GDPR also granted companies wide latitude to interpret its few real protections to their own business needs. Facebook took advantage of these provisions last year to interpret GDPR’s 72-hour notification rule as only applying after the company decides to begin the countdown. Thus, instead of notifying its customers three days after identifying a major breach, the company waited more than two months before deciding that the 72-hour rule finally applied.
In researching how US companies manage the data of their customers over the past year, an interesting trend has emerged with respect to GDPR compliance. When asked how they handle the intimate private data of EU citizens visiting the US, every company interviewed to date that is US based and has no offices, advertising or direct business interests in the EU has noted that GDPR does not apply to them.
For example, Comcast noted that biometric data like voice recordings of calls to its customer service phone numbers by EU citizens in the US were not subject to GDPR, since the company does not offer services in the EU. Similarly, Target noted that EU citizens shopping in Target stores across the US were stripped all of the protections offered by GDPR, since it does not apply to Target.
In Target’s case, the company retains a vast wealth of data about its customers, including every purchase they have made both in store and online, data purchased from data brokers and data gathered from customer interactions with its website. All of this data is shared by the company with third parties, though the company declined to provide a list of all of the companies it shares customer data with, citing proprietary business secrets. Asked whether EU citizens had any rights to either inspect or constrain this collection, the company noted GDPR does not apply to it as a US-based company without EU business interests.
US companies without an EU presence that build and deploy facial recognition have similarly noted that EU citizens visiting the US can have all of their biometrics harvested, repackaged and sold without any rights or recourse due to GDPR not applying to them.
An EU citizen visiting the US is likely to interact or be captured by a vast array of businesses that are not subject to GDPR, from small local stores to massive nationwide conglomerates. All of these companies are free to harvest anything they like from those EU citizens while they are here in the US, from harvesting their biometrics to building vast psychological and behavioral profiles on them. All of this data can be freely shared and resold for perpetuity just like it can for any American.
Putting this all together, GDPR is often wrongly portrayed as a kind of privacy shield protecting EU citizens. In reality, GDPR does not offer any protections to EU citizens themselves directly. Instead, it merely applies a set of data management regulations to businesses that have a connection to the EU and interact with EU citizens.
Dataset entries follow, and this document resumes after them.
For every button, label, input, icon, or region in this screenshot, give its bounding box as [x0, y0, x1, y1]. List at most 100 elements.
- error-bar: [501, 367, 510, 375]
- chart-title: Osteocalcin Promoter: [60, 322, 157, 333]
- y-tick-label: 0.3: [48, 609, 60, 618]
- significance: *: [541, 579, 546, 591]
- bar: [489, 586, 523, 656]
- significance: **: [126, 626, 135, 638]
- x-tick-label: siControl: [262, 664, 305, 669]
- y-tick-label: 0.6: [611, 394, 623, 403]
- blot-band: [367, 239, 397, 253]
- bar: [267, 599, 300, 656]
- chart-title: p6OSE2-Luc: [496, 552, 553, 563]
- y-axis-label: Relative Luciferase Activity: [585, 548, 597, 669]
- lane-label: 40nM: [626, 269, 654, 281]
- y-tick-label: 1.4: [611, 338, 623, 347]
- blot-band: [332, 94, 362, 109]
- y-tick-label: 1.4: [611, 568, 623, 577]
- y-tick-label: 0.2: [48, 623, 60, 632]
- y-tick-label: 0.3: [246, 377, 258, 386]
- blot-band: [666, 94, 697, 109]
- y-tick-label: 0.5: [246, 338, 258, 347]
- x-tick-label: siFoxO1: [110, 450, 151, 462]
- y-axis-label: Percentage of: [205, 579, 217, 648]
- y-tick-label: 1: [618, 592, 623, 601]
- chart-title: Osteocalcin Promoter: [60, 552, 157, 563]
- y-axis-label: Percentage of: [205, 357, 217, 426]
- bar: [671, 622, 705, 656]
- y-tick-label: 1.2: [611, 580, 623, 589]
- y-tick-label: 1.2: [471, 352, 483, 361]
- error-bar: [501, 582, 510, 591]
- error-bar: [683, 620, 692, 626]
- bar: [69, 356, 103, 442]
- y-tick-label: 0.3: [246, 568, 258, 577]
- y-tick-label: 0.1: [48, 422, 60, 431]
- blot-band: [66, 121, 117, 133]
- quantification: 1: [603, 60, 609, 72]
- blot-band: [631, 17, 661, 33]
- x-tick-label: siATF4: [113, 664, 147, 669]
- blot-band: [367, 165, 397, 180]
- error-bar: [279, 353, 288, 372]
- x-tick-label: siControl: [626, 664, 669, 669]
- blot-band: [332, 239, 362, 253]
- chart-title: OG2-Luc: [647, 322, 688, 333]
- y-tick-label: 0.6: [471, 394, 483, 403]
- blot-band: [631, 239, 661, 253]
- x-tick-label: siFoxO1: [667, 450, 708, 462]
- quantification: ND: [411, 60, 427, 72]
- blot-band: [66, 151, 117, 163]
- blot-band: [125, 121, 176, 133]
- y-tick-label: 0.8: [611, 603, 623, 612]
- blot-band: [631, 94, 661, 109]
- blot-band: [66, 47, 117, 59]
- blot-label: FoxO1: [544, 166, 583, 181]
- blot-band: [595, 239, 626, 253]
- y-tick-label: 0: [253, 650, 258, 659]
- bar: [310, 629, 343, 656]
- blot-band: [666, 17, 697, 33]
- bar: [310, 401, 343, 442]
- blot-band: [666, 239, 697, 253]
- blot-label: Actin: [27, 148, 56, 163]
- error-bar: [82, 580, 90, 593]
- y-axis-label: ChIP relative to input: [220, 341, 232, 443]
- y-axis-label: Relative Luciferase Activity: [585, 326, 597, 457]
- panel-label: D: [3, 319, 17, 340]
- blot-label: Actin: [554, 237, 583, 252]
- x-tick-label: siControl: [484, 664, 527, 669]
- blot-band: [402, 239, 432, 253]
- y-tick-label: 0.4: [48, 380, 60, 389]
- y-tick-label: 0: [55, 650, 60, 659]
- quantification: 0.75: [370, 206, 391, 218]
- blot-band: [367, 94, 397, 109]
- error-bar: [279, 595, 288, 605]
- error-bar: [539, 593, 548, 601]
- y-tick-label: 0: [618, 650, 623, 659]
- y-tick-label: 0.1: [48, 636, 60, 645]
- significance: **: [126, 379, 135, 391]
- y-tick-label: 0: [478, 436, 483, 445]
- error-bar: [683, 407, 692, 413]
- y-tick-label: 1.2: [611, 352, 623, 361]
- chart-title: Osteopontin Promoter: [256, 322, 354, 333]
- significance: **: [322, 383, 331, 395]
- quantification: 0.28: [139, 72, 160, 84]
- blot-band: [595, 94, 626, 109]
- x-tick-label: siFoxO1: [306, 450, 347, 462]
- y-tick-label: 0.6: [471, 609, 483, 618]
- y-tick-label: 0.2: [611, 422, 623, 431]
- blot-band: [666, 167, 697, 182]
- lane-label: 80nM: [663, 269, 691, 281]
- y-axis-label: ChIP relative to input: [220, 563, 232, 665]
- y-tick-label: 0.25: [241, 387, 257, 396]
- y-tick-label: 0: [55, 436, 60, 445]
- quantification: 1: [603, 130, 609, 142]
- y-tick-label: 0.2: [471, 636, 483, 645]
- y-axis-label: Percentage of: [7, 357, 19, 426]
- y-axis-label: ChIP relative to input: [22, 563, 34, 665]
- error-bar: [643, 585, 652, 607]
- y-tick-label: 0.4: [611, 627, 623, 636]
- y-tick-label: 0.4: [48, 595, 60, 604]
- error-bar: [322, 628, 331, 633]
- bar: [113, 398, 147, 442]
Thus, businesses without an EU connection are free to harvest, mine, manipulate and monetize EU citizens to their heart’s content.
As European Union citizens travel throughout the world, they may not be fully aware that by doing so they may lose the protections of GDPR when interacting with businesses that don’t have a connection back to the EU. While this might be readily apparent with small local businesses, the fact that even some of the nation’s biggest retailers and telecommunications firms are unencumbered by GDPR reminds us just how limited it really is in practice.
In the end, over time European Union citizens will find themselves just as harvested, mined, manipulated and monetized as the rest of the world as GDPR’s empty promises collide with the global reality of the modern world.